B) Duplication of the uterus (uterus duplex, synonym: bifurcation of the uterine body)– in a certain area of ​​the uterus and vagina they touch or are united by a fibromuscular layer, usually the cervix and both vaginas are fused. There may be options: one of the vaginas may be closed, one of the uteruses may not have communication with the vagina. One of the uteruses is usually smaller in size and its functional activity is reduced. On the part of the reduced uterus, aplasia of part of the vagina or cervix may be observed.


IN) Uterus bicornis bicollis– the uterus is externally bicornuate with two cervixes, but the vagina is divided by a longitudinal septum.

5. Uterus bicornuate (uterus bicornus)– division of the uterine body into 2 parts in the presence of one cervix, without division of the vagina. Division into parts begins more or less high, but in the lower parts of the uterus they always merge. The division into 2 horns begins in the area of ​​the uterine body in such a way that both horns diverge in opposite directions at a greater or lesser angle. With pronounced splitting into two parts, two one-horned uteruses are determined. Often it consists of two rudimentary and unfused horns that have no cavities. Formed at the 10-14th week of intrauterine development as a result of incomplete or very low fusion of the paramesonephric (Müllerian) ducts. According to the degree of severity, there are 3 forms:

A) Full form – the rarest option, the division of the uterus into 2 horns begins almost at the level of the uterosacral ligaments. Hysteroscopy shows that two separate hemicavities begin from the internal os, each of which has only one orifice of the fallopian tube.

B) Incomplete form – division into 2 horns is observed only in the upper third of the uterine body; As a rule, the size and shape of the uterine horns are not the same. Hysteroscopy reveals one cervical canal, but closer to the fundus of the uterus there are two hemicavities. In each half of the uterine body, only one orifice of the fallopian tube is noted.



IN) Saddle shape (syn.: saddle uterus, uterus arcuatus)– division of the body of the uterus into 2 horns only in the fundus with the formation of a small depression on the outer surface in the form of a saddle (the fundus of the uterus does not have the usual rounding, is pressed or concave inward). During hysteroscopy, both mouths of the fallopian tubes are visible, the bottom seems to protrude into the uterine cavity in the form of a ridge.

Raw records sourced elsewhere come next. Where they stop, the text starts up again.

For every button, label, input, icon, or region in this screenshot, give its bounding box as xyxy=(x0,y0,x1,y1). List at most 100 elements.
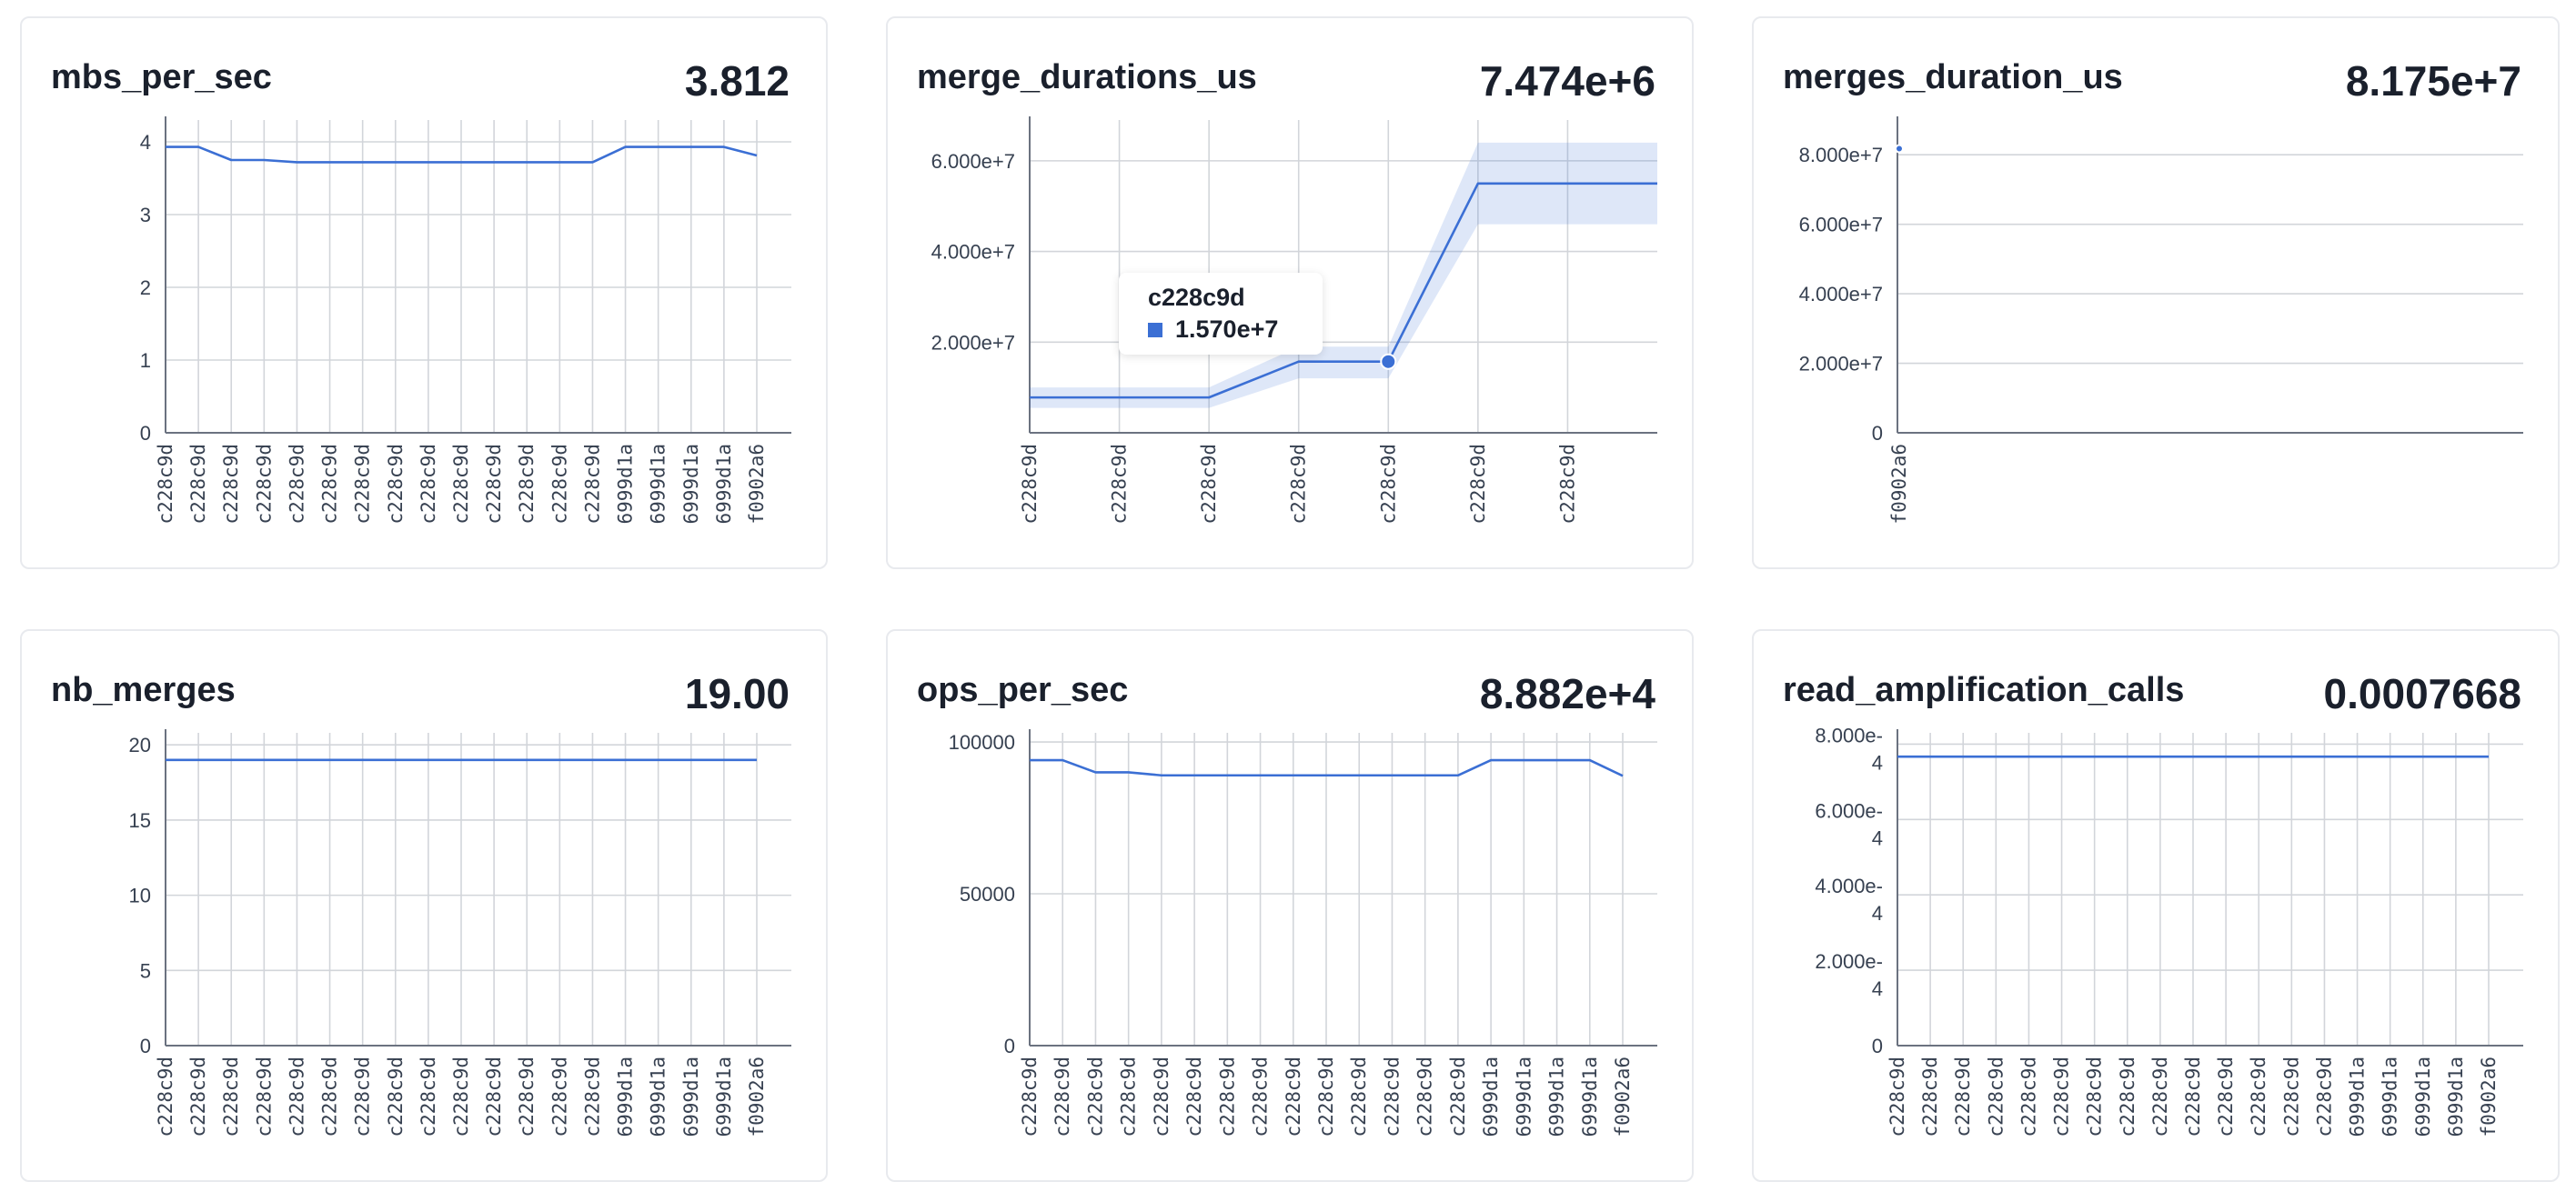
x-tick-label: c228c9d xyxy=(418,444,439,525)
y-tick-label: 6.000e+7 xyxy=(1799,214,1883,236)
y-tick-label: 15 xyxy=(129,809,151,832)
y-tick-label: 2 xyxy=(140,276,151,299)
x-tick-label: c228c9d xyxy=(2051,1057,2073,1137)
x-tick-label: c228c9d xyxy=(2248,1057,2269,1137)
x-tick-label: c228c9d xyxy=(1348,1057,1370,1137)
x-tick-label: c228c9d xyxy=(1288,444,1310,525)
chart-tooltip: c228c9d 1.570e+7 xyxy=(1119,273,1323,355)
line-chart[interactable]: 0 2.000e- 4 4.000e- 4 6.000e- 4 8.000e- 4 c228c9d… xyxy=(1754,631,2561,1184)
data-point xyxy=(1895,144,1904,154)
x-tick-label: c228c9d xyxy=(483,444,505,525)
x-tick-label: c228c9d xyxy=(1887,1057,1908,1137)
x-tick-label: c228c9d xyxy=(155,1057,176,1137)
x-tick-label: c228c9d xyxy=(352,1057,374,1137)
x-tick-label: c228c9d xyxy=(1381,1057,1403,1137)
x-tick-label: c228c9d xyxy=(1019,444,1041,525)
y-tick-label: 5 xyxy=(140,959,151,982)
x-tick-label: 6999d1a xyxy=(1480,1057,1502,1137)
x-tick-label: 6999d1a xyxy=(1513,1057,1535,1137)
x-tick-label: c228c9d xyxy=(253,1057,275,1137)
x-tick-label: c228c9d xyxy=(1283,1057,1304,1137)
y-tick-label: 4.000e- xyxy=(1815,875,1883,897)
tooltip-title: c228c9d xyxy=(1148,284,1245,311)
x-tick-label: c228c9d xyxy=(1052,1057,1073,1137)
metric-card-ops-per-sec: ops_per_sec 8.882e+4 0 50000 100000 c228c9d… xyxy=(886,629,1694,1182)
x-tick-label: 6999d1a xyxy=(680,1057,702,1137)
x-tick-label: c228c9d xyxy=(2215,1057,2237,1137)
x-tick-label: c228c9d xyxy=(319,1057,341,1137)
x-tick-label: 6999d1a xyxy=(615,444,637,525)
x-tick-label: c228c9d xyxy=(220,1057,242,1137)
x-tick-label: c228c9d xyxy=(581,1057,603,1137)
x-tick-label: c228c9d xyxy=(286,444,307,525)
x-tick-label: 6999d1a xyxy=(2412,1057,2434,1137)
x-tick-label: c228c9d xyxy=(187,1057,209,1137)
x-tick-label: c228c9d xyxy=(1556,444,1578,525)
x-tick-label: 6999d1a xyxy=(2445,1057,2467,1137)
y-tick-label: 2.000e+7 xyxy=(1799,353,1883,376)
x-tick-label: c228c9d xyxy=(1118,1057,1140,1137)
x-tick-label: c228c9d xyxy=(352,444,374,525)
x-tick-label: c228c9d xyxy=(1216,1057,1238,1137)
line-chart[interactable]: 0 1 2 3 4 c228c9d c228c9d c228c9d c228c9d c228c9d… xyxy=(22,18,830,571)
x-tick-label: c228c9d xyxy=(1183,1057,1205,1137)
x-tick-label: c228c9d xyxy=(253,444,275,525)
line-chart[interactable]: 0 2.000e+7 4.000e+7 6.000e+7 8.000e+7 f0902a6 xyxy=(1754,18,2561,571)
x-tick-label: 6999d1a xyxy=(713,1057,735,1137)
x-tick-label: 6999d1a xyxy=(1579,1057,1601,1137)
x-tick-label: c228c9d xyxy=(1377,444,1399,525)
x-tick-label: c228c9d xyxy=(418,1057,439,1137)
x-tick-label: c228c9d xyxy=(220,444,242,525)
x-tick-label: c228c9d xyxy=(2084,1057,2106,1137)
x-tick-label: 6999d1a xyxy=(713,444,735,525)
x-tick-label: c228c9d xyxy=(548,444,570,525)
x-tick-label: 6999d1a xyxy=(2380,1057,2401,1137)
x-tick-label: c228c9d xyxy=(187,444,209,525)
y-tick-label: 2.000e+7 xyxy=(931,331,1015,354)
x-tick-label: c228c9d xyxy=(319,444,341,525)
y-tick-label: 4 xyxy=(1872,977,1883,1000)
x-tick-label: c228c9d xyxy=(1952,1057,1974,1137)
x-tick-label: 6999d1a xyxy=(648,444,669,525)
x-tick-label: c228c9d xyxy=(516,1057,538,1137)
y-tick-label: 6.000e- xyxy=(1815,799,1883,822)
y-tick-label: 4.000e+7 xyxy=(1799,283,1883,306)
y-tick-label: 0 xyxy=(140,422,151,445)
y-tick-label: 4 xyxy=(1872,826,1883,849)
y-tick-label: 6.000e+7 xyxy=(931,150,1015,173)
y-tick-label: 10 xyxy=(129,885,151,907)
x-tick-label: c228c9d xyxy=(1985,1057,2007,1137)
x-tick-label: c228c9d xyxy=(483,1057,505,1137)
x-tick-label: c228c9d xyxy=(1414,1057,1436,1137)
x-tick-label: 6999d1a xyxy=(648,1057,669,1137)
metric-card-read-amplification-calls: read_amplification_calls 0.0007668 0 2.00… xyxy=(1752,629,2560,1182)
y-tick-label: 4 xyxy=(140,131,151,154)
y-tick-label: 20 xyxy=(129,734,151,756)
y-tick-label: 8.000e- xyxy=(1815,724,1883,746)
line-chart[interactable]: 0 5 10 15 20 c228c9d c228c9d c228c9d c228c9d c228… xyxy=(22,631,830,1184)
metric-card-merges-duration-us: merges_duration_us 8.175e+7 0 2.000e+7 4.0… xyxy=(1752,16,2560,569)
y-tick-label: 100000 xyxy=(949,731,1015,754)
y-tick-label: 0 xyxy=(1872,422,1883,445)
x-tick-label: c228c9d xyxy=(385,1057,407,1137)
x-tick-label: 6999d1a xyxy=(1546,1057,1568,1137)
tooltip-row: 1.570e+7 xyxy=(1148,316,1306,344)
x-tick-label: f0902a6 xyxy=(1612,1057,1634,1137)
x-tick-label: c228c9d xyxy=(1084,1057,1106,1137)
y-tick-label: 8.000e+7 xyxy=(1799,144,1883,166)
x-tick-label: 6999d1a xyxy=(615,1057,637,1137)
x-tick-label: c228c9d xyxy=(2117,1057,2138,1137)
x-tick-label: f0902a6 xyxy=(2478,1057,2500,1137)
series-swatch xyxy=(1148,322,1162,337)
tooltip-value: 1.570e+7 xyxy=(1175,316,1279,343)
x-tick-label: c228c9d xyxy=(450,1057,472,1137)
y-tick-label: 4.000e+7 xyxy=(931,241,1015,264)
x-tick-label: c228c9d xyxy=(2280,1057,2302,1137)
x-tick-label: c228c9d xyxy=(581,444,603,525)
y-tick-label: 0 xyxy=(1872,1035,1883,1057)
x-tick-label: c228c9d xyxy=(155,444,176,525)
line-chart[interactable]: 0 50000 100000 c228c9d c228c9d c228c9d c228c9d… xyxy=(888,631,1696,1184)
x-tick-label: c228c9d xyxy=(1151,1057,1172,1137)
y-tick-label: 4 xyxy=(1872,902,1883,925)
y-tick-label: 50000 xyxy=(960,883,1015,906)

6. Uterus unicornuate (uterus unicornus)– the shape of the uterus with partial reduction of one half. The result of atrophy of one of the Müllerian ducts. A distinctive feature of the one-horned uterus is the absence of its bottom in the anatomical sense. In 31.7% of cases it is combined with developmental anomalies of the urinary organs. Occurs in 1-2% of cases among malformations of the uterus and vagina.

7. Divided uterus (syn.: bifid uterus, intrauterine septum)– observed in the presence of a septum in the uterine cavity, making it two-chambered. Frequency – 46% of cases of the total number of uterine malformations. The intrauterine septum can be thin, thick, on a wide base (in the form of a triangle). There are 2 forms:

A) Uterus septus– full form, completely divided uterus.

B) Uterus subseptus– incomplete form, partially divided uterus, septum length - 1-4 cm.